I have SQL Server 2014 running on Windows Server 2012 R2.

There are three nodes, one is remote DataCenter. So two nodes have voting.
Failover Cluster is using file share witness on remote server.

If primary server is down, AG automatic Failover works but when SQL Server is down AG automatic failover does not work. AG waits on Resolving state.

Also:

  • I stopped service from configuration manager, AG Failover is success.
  • Stopped service from services.msc, AG Failover is failed.
  • Killed service from Proccess List, AG Failover is failed.

Voting;

Server         Assigned Vote       Current Vote
Node 1              1                   1
Node 2              1                   1
Node 3              0                   0

I disabled firewall for all network, nothing changed, problem continuous.

Can someone help me to solve problem?

Critical Error

The role of this availability replica is unhealthy.
The replica does not have either the primary or secondary role.

Failover is from node1 to node2. Both are set to synchronous and automatic failover.
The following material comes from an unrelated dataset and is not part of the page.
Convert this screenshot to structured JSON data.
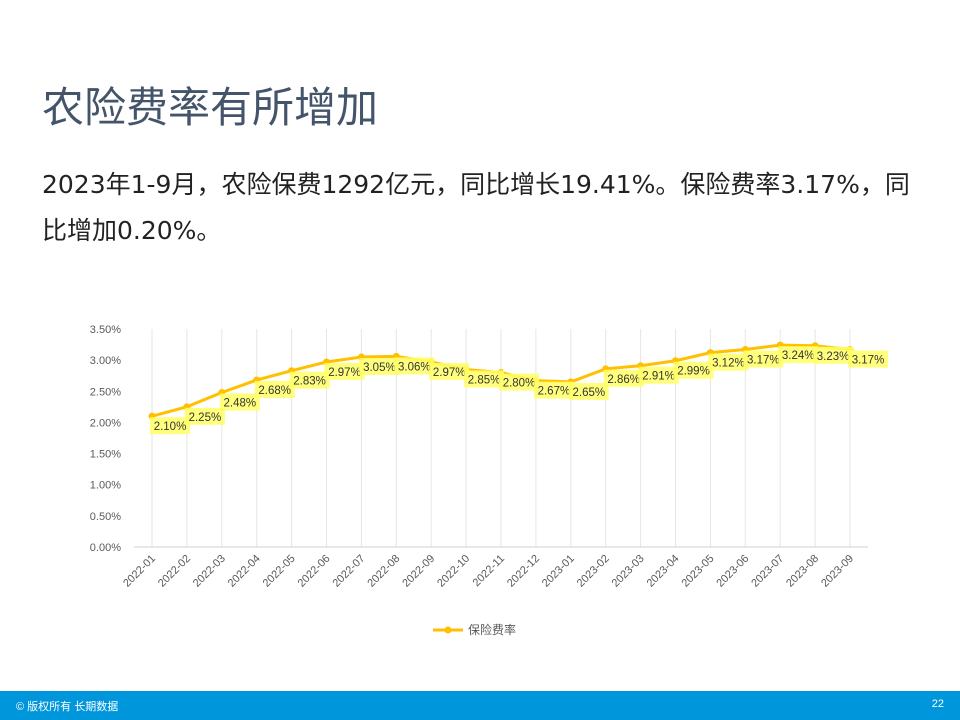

Nodes are not in a paused state. I have installed all nodes as stand alone instances.

Best Answer

It could be the issue described in INF: AlwaysOn – The secondary database doesn’t come automatically when the primary instance of SQL Server goes down by Arvindh Kalidasan - Support Engineer, Microsoft GTSC.

In this blog we would discuss about behavior of AlwaysOn availability group where the secondary database doesn't come automatically when the primary instance goes down. The secondary database goes into Resolving state. On the failover cluster manager the resource appears in fail state.
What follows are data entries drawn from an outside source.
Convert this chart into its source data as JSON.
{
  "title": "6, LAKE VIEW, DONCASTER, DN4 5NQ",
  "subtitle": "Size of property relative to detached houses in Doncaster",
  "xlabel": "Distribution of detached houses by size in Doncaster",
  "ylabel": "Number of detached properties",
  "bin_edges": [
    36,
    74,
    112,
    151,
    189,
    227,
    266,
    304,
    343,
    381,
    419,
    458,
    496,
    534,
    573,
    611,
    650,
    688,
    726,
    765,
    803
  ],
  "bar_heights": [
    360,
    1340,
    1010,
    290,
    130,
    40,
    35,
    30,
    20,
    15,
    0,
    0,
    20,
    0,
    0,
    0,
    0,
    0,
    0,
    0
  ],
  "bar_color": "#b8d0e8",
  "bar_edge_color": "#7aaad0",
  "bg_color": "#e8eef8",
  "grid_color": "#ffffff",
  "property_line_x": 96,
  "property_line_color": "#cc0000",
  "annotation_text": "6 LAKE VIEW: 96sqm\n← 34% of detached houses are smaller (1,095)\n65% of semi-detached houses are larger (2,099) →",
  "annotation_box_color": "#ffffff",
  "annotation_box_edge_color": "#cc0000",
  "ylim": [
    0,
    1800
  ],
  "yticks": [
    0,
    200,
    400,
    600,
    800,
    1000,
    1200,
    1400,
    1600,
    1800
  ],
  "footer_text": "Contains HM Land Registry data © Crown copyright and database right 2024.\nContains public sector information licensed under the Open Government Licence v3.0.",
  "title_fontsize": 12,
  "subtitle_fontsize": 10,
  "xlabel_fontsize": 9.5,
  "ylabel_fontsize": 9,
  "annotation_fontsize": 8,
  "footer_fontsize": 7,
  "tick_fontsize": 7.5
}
[...] we found that if we stop SQL Service manually on primary replica, it fails over to second node only once. Any further attempts of stopping SQL Service (to test auto failover) would not cause failover.

The workaround posted there is:

[...] to have the value set to a higher number for "Maximum Failures in the specified period".

  1. Maximum Failures in the specified period: set to 60
  2. Period (Hours): set to 1